I understand now what it’s like to be a bystander, simply an observer. I am alone here and I have every opportunity to close myself off in my room, not willing to face the daily challenges. But unlike those returning home on the ship, I understand that I am alone in the best way possible.
I am learning what it means to stand in the background, soak up an environment and culture, truly learn from people who have so much to offer.
Somewhere along the line growing up, I somehow learned that a “good day” meant that everything had to be going my way. How often do I grumble when it rains or become discontented if I have to wake up super early to finish a paper that I waited last minute to do. One thing goes “wrong” and my attitude plunders into “bad day” mode. I become miserable and irritated just wishing that today would end sooner so that tomorrow can be better. When did I learn that my way was the right way? That easy meant good and challenging meant bad? Don’t we know as Christians that true joy isn’t dependent on circumstances? Why do I know this, yet let one spilled coffee cause me to have a negative attitude as if it’s some sort of omen of a bad day to come?
Nothing here is perfect or easy. Nothing is my way. But that’s the beauty in it.
Every single day I learn from mistakes. I have seriously offended waiters thinking I was complimenting the meal by giving them the “ok” sign, I have ruined many dinners and desserts because I failed to correctly translate a recipe. I have missed trains, got caught in train strikes, gotten lost walking around Torino, stood over my Italian stove struggling to figure out how to even get a flame with the stove lighter (not an easy task), got caught in a rainstorm in the Alps. I have to adjust to having no heat in the apartment at night due to government regulation and I have to be sure that I make no loud noises from 10pm until 8am.

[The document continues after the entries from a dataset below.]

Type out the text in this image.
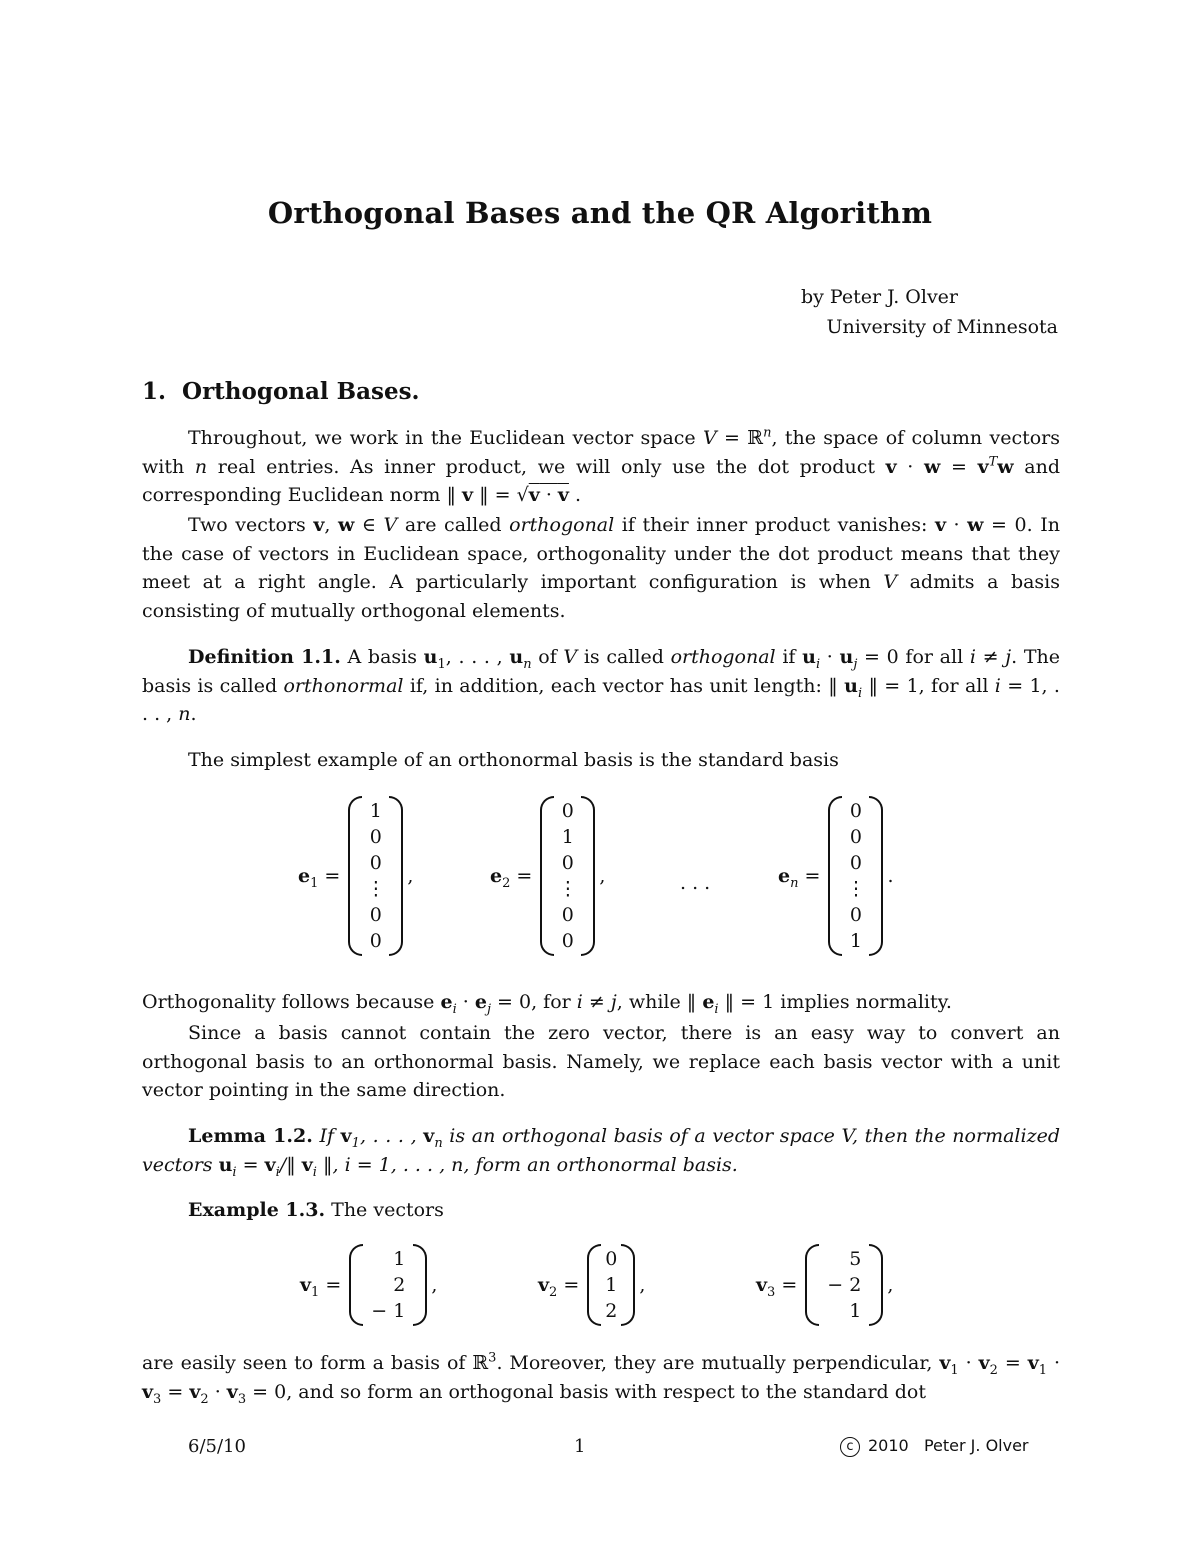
Orthogonal Bases and the QR Algorithm
by Peter J. Olver
University of Minnesota
1. Orthogonal Bases.

Throughout, we work in the Euclidean vector space V = ℝ$^n$, the space of column vectors with n real entries. As inner product, we will only use the dot product $v \cdot w = v^Tw$ and corresponding Euclidean norm ‖ v ‖ = √v · v .

Two vectors v, w ∈ V are called orthogonal if their inner product vanishes: v · w = 0. In the case of vectors in Euclidean space, orthogonality under the dot product means that they meet at a right angle. A particularly important configuration is when V admits a basis consisting of mutually orthogonal elements.

Definition 1.1. A basis $u_1$, . . . , $u_n$ of V is called orthogonal if $u_i \cdot u_j = 0$ for all i ≠ j. The basis is called orthonormal if, in addition, each vector has unit length: ‖ $u_i$ ‖ = 1, for all i = 1, . . . , n.

The simplest example of an orthonormal basis is the standard basis

$e_1$ =
1
0
0
⋮
0
0
,	$e_2$ =
0
1
0
⋮
0
0
,	. . .	$e_n$ =
0
0
0
⋮
0
1
.

Orthogonality follows because $e_i \cdot e_j = 0$, for i ≠ j, while ‖ $e_i$ ‖ = 1 implies normality.

Since a basis cannot contain the zero vector, there is an easy way to convert an orthogonal basis to an orthonormal basis. Namely, we replace each basis vector with a unit vector pointing in the same direction.

Lemma 1.2. If $v_1$, . . . , $v_n$ is an orthogonal basis of a vector space V, then the normalized vectors $u_i$ = $v_i/‖$ $v_i$ ‖, i = 1, . . . , n, form an orthonormal basis.

Example 1.3. The vectors

$v_1$ =
1
2
− 1
,	$v_2$ =
0
1
2
,	$v_3$ =
5
− 2
1
,

are easily seen to form a basis of ℝ$^3$. Moreover, they are mutually perpendicular, $v_1 \cdot v_2 = v_1 \cdot v_3 = v_2 \cdot v_3 = 0$, and so form an orthogonal basis with respect to the standard dot

6/5/10	1	c 2010   Peter J. Olver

But that's just it! Half the fun in life is made up of the challenges and the unexpected! How boring would life be if we really did control everything like we want to? We are often impacted most by those who have a good attitude in the midst of struggles, and these Italians do it every day.
Nothing is easy here. But let me tell you, I wouldn't have it any other way.
Thursday, September 15, 2011
From that day on, if I was ever going somewhere, I was running!
After studying Italian for a few solid hours I felt the urge to get outside and do something. After all, when you’re in Italy, why would you want to waste a beautiful 30 degree day (86 degrees to us) inside?
My fellow students in the apartment were spending the day at museums or recovering from their fun nights at the clubs that brought them in at 5am.
So, feeling a bit lonely, I decided to attend to my "alone time" routine: run.
The famous River Po is a quick 2 minute walk from my apartment with a running trail that winds all the way down to the city. I pulled a Forrest Gump and ran until I didn’t feel like running anymore.
A ways down the path, I stopped and looked up. What did I see?
Oh, just a giant castle towering above me.
That’s the kind of thing that happens here.
You just have to get up, get lost, and you’ll find something that you never expected.
And that's the fun part about life's surprises, you can't look for them, you simply stumble upon them.